Overview

In previous lessons, you learned about assets, how to connect assets to represent a data pipeline, and how to start a run that materializes the assets.

Dagster’s role is to be the single pane of glass across all data pipelines in an organization. To make this possible, Dagster needs to know about the services and systems used in your data pipelines, such as cloud storage or a data warehouse. In this lesson, we’ll show you how to accomplish this using software engineering best practices.

With this in mind, the best practice we’ll focus on in this lesson is called Don’t Repeat Yourself, or DRY for short. This principle recommends that engineers do something once and only once, thereby reducing duplication and redundancy. By being intentional and writing DRY code, you can reduce the number of bugs, increase the ability to understand the project’s codebase, and improve observability over how logic and functionality are used.

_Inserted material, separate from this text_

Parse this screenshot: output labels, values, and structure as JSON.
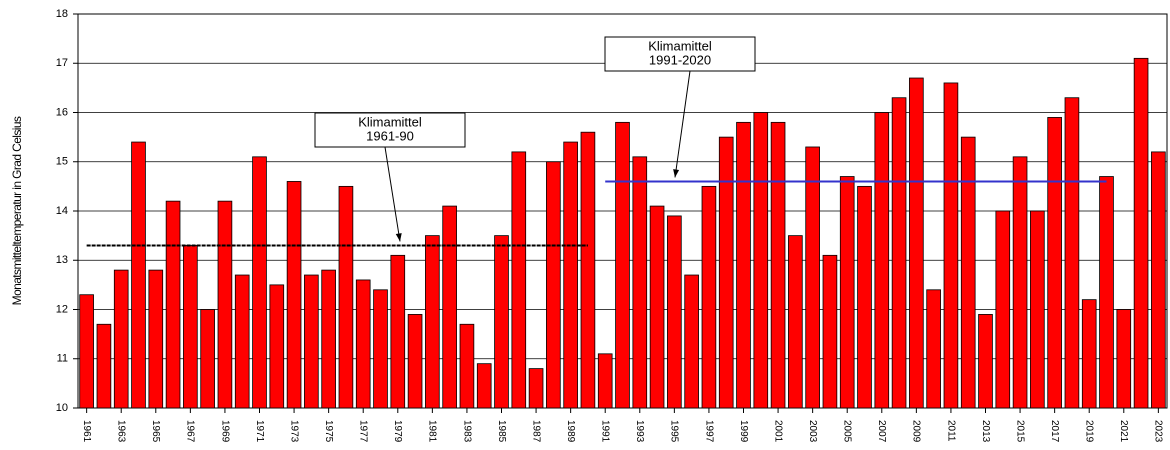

Another way Dagster embraces software engineering best practices is by enabling testing in development. Developing and changing pipelines get more daunting as complexity increases. Testing in development and having a place to test changes is critical to building confidence in the code before it gets to production. This has been a challenge in data engineering with the code and environments tightly coupled.

In Dagster, connections to databases can be swapped with local databases and external connections can be represented differently for each environment. A replica of a production environment can be modeled and used in development to take the guessing out of building and making changes to your pipelines.